Vision of hope delivered country from intellectual straitjacket
Hume transformed language of nationalism in the North and legitimised peace as an achievable aspiration, writes Edward McCann
MY first vote in an election was for John Hume. It is a big step when you cast your ballot for the first time — a sign that you are now truly a grown-up with a say (and not just a stake) in how your society is run.
The year was 1994 and it was two months before the Provisional IRA declared its first ‘complete’ ceasefire. There was much speculation that a ceasefire might be coming, but things were still pretty grim.
Just 10 days after the vote, one of the most infamous atrocities of the Troubles occurred when loyalist terrorists burst into a pub in the rural hamlet of Loughinisland, killing six people. Seven others were murdered in that month — at a time when there was a feeling that the IRA was winding down its campaign.
I had grown up during the Troubles and, like all teenagers in Belfast, had not known anything else. The violence could ebb and flow. If you lived in the right area and were lucky you could lead a more or less normal existence — to a point.
The Troubles seeped corrosively into every aspect of life and you could only really avoid it if you went around with your eyes closed.
The weird and often warped society that existed in that era has been dissected brilliantly in Anna Burns’s majestic novel Milkman.
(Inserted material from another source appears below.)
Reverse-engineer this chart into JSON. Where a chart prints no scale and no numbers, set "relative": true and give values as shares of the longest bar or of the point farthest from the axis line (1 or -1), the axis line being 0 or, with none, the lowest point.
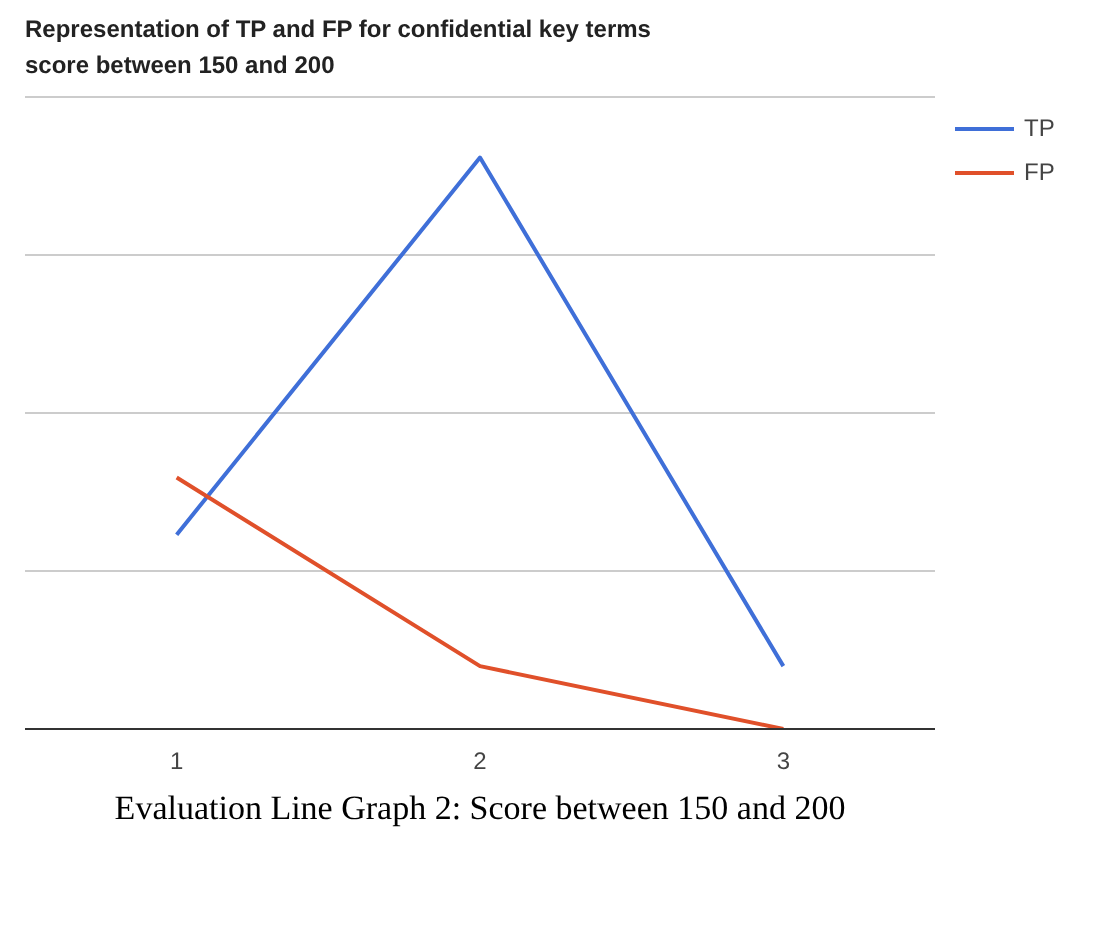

It was deeply dysfunctional and paranoid, tribal and traumatised. She writes about: “The right butter. The wrong butter. The tea of allegiance. The tea of betrayal. There were ‘our shops’ and ‘their shops’.”
It was a place where even the most mundane of things was politicised.
For me, Hume was hope. I may have been a cynical teenager, but I saw in him a man with integrity and intellect — a man who was respected not just in the North but in Dublin, London, Washington and Strasbourg.
The latter aspect was very important as he widened our often much-too-narrow horizons. Strasbourg, in particular, seemed a very long way away in 1994.
Ian Paisley had infamously denounced Pope John
Paul II in the European Parliament and was bundled out of the chamber as he heckled him as the “Antichrist”. Not a great way for Northern Ireland to make an impression in Europe.
Hume, in contrast, seemed at ease in Europe and even spoke French.
Of course, Hume had his critics, and not just among Northern unionists. Republicans would denigrate the party he co-founded and led, the SDLP, as ‘the Stoops’, a party of supposedly middle-class softies who ‘stooped down low’.
However, Hume’s vote in that election in ’94 dwarfed that of Sinn Féin. He received almost 30pc of the overall ballot — the SDLP’s highest vote up to that point.
He was voted in by nationalists from all backgrounds and social classes. They could see that the
IRA’s continuing campaign was morally repugnant and counterproductive.
One consequence of the backlash against the IRA was an undercurrent of resentment among some people in the Republic towards anything to do with the North. This sometimes manifested itself in the pages of the Sunday Independent.
Understandably, there were legitimate concerns among many unionists and some nationalists over Hume’s talks with the Provos while their campaign of violence continued.
These people were entitled to their view and it’s an important function of any newspaper to challenge consensus or assumptions — and the Sunday Independent has done this superlatively over many years.
In my view, both at the time and now, however, the paper went too far in its attacks on Hume and some of its coverage seemed to have a vindictive nastiness that undermined sometimes genuine concerns.
There was an undercurrent of antipathy towards Northern nationalism of whatever hue, which would grate with me as someone who has worked on both sides of the Border throughout my career.
There was also a simplistic view that talking to the IRA meant you were somehow consorting with them, or that nationalist aspirations were somehow illegitimate and that the Republic should have nothing to do with the North — as if the conflict could be hermetically sealed.
Others will disagree with this analysis, and that is their entitlement.
Hume characteristically and single-mindedly talked about peace after his success at the polls in 1994. He said: “We will continue to work at the peace process, by which we mean a total cessation of violence, followed by an accord that will have the agreement of all people.”
Within four years there was an agreement of all people (or at least most people), even if it was imperfect.
Hume did not get everything right, but he could see the bigger picture. His transformational vision helped take Irish nationalism (on both sides of the Border) out of an intellectual straitjacket. The Republic removed its territorial claim in the form of Articles 2 and 3 of the Constitution. Sinn Féin accepted a role in governing the North.
Both accepted the principle that there could be no change in the constitutional status of the North without majority support. This was within the context of equality for both traditions in the North. These moves were tacit recognition of Hume’s view that nationalism was about people and not territory.
Hume’s ultimate victory is that all mainstream political opinion in nationalist Ireland speaks his language now. To those who claim or claimed that he legitimised the IRA, I would say rather that he legitimised peace as an achievable aspiration.